One in every five cases of cancer detected by the screening programme is DCIS and, of those, Professor Baum claimed 40 to 50 per cent were treated by mastectomy, suggesting up to 700 women a year were losing a breast. Yet studies had suggested that three out of four cases of DCIS were benign and would never progress to invasive cancer. Surgeons were nevertheless uncertain how DCIS developed or how best to treat it and felt mastectomies were needed to save lives.

Professor Baum said: "It is one of the false promises of the NHS breast screening programme - come for screening, catch it early and we will save your breast. It is not true.
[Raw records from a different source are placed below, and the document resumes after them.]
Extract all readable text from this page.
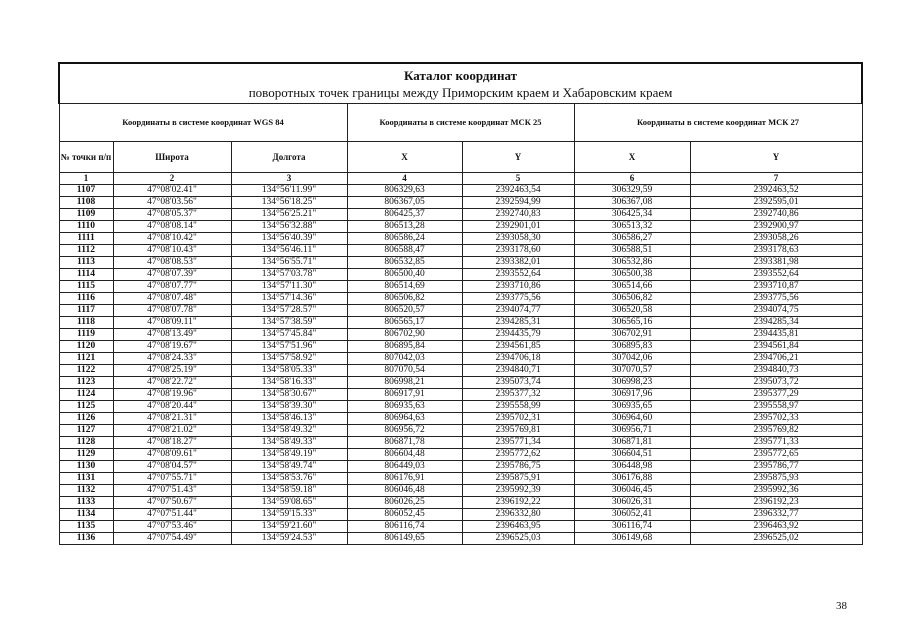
Каталог координат
поворотных точек границы между Приморским краем и Хабаровским краем						

Координаты в системе координат WGS 84			Координаты в системе координат МСК 25		Координаты в системе координат МСК 27	
№ точки п/п	Широта	Долгота	X	Y	X	Y
1	2	3	4	5	6	7
1107	47°08'02.41"	134°56'11.99"	806329,63	2392463,54	306329,59	2392463,52
1108	47°08'03.56"	134°56'18.25"	806367,05	2392594,99	306367,08	2392595,01
1109	47°08'05.37"	134°56'25.21"	806425,37	2392740,83	306425,34	2392740,86
1110	47°08'08.14"	134°56'32.88"	806513,28	2392901,01	306513,32	2392900,97
1111	47°08'10.42"	134°56'40.39"	806586,24	2393058,30	306586,27	2393058,26
1112	47°08'10.43"	134°56'46.11"	806588,47	2393178,60	306588,51	2393178,63
1113	47°08'08.53"	134°56'55.71"	806532,85	2393382,01	306532,86	2393381,98
1114	47°08'07.39"	134°57'03.78"	806500,40	2393552,64	306500,38	2393552,64
1115	47°08'07.77"	134°57'11.30"	806514,69	2393710,86	306514,66	2393710,87
1116	47°08'07.48"	134°57'14.36"	806506,82	2393775,56	306506,82	2393775,56
1117	47°08'07.78"	134°57'28.57"	806520,57	2394074,77	306520,58	2394074,75
1118	47°08'09.11"	134°57'38.59"	806565,17	2394285,31	306565,16	2394285,34
1119	47°08'13.49"	134°57'45.84"	806702,90	2394435,79	306702,91	2394435,81
1120	47°08'19.67"	134°57'51.96"	806895,84	2394561,85	306895,83	2394561,84
1121	47°08'24.33"	134°57'58.92"	807042,03	2394706,18	307042,06	2394706,21
1122	47°08'25.19"	134°58'05.33"	807070,54	2394840,71	307070,57	2394840,73
1123	47°08'22.72"	134°58'16.33"	806998,21	2395073,74	306998,23	2395073,72
1124	47°08'19.96"	134°58'30.67"	806917,91	2395377,32	306917,96	2395377,29
1125	47°08'20.44"	134°58'39.30"	806935,63	2395558,99	306935,65	2395558,97
1126	47°08'21.31"	134°58'46.13"	806964,63	2395702,31	306964,60	2395702,33
1127	47°08'21.02"	134°58'49.32"	806956,72	2395769,81	306956,71	2395769,82
1128	47°08'18.27"	134°58'49.33"	806871,78	2395771,34	306871,81	2395771,33
1129	47°08'09.61"	134°58'49.19"	806604,48	2395772,62	306604,51	2395772,65
1130	47°08'04.57"	134°58'49.74"	806449,03	2395786,75	306448,98	2395786,77
1131	47°07'55.71"	134°58'53.76"	806176,91	2395875,91	306176,88	2395875,93
1132	47°07'51.43"	134°58'59.18"	806046,48	2395992,39	306046,45	2395992,36
1133	47°07'50.67"	134°59'08.65"	806026,25	2396192,22	306026,31	2396192,23
1134	47°07'51.44"	134°59'15.33"	806052,45	2396332,80	306052,41	2396332,77
1135	47°07'53.46"	134°59'21.60"	806116,74	2396463,95	306116,74	2396463,92
1136	47°07'54.49"	134°59'24.53"	806149,65	2396525,03	306149,68	2396525,02
38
"I don't think women invited for screening are told the whole truth. They are told some of the truth to encourage them to come for screening, but that is social engineering and I resent that. I really think there is a deception going on."

He added: "One of the reasons I have broken ranks is my deep concern for the penalty many women pay as a result of the diagnosis of DCIS when we are unsure of the clinical history of the disease. We do not know how to treat it and many of these women are inevitably over-treated."

The allegations were denied by the NHS Breast Screening programme. A spokeswoman said: "DCIS can be removed by local excision rather than mastectomy. But between two- thirds and three-quarters of cases of DCIS detected in screening are high grade so there is a very high probability that they will progress to breast cancer."

She said leaflets about the breast screening programme were being revised to include more information on DCIS. "We are proposing to give specific information about the possibility of its being found and some of the uncertainties associated with treatment."

Professor Baum, speaking at the European Breast Cancer Conference in Brussels, said women diagnosed with DCIS were automatically classed as cancer patients even though their disease could be benign.

He told of one young woman he knew who had had problems getting life insurance because her mother had been diagnosed with DCIS, even though she did not have cancer and there was no evidence the condition could be inherited.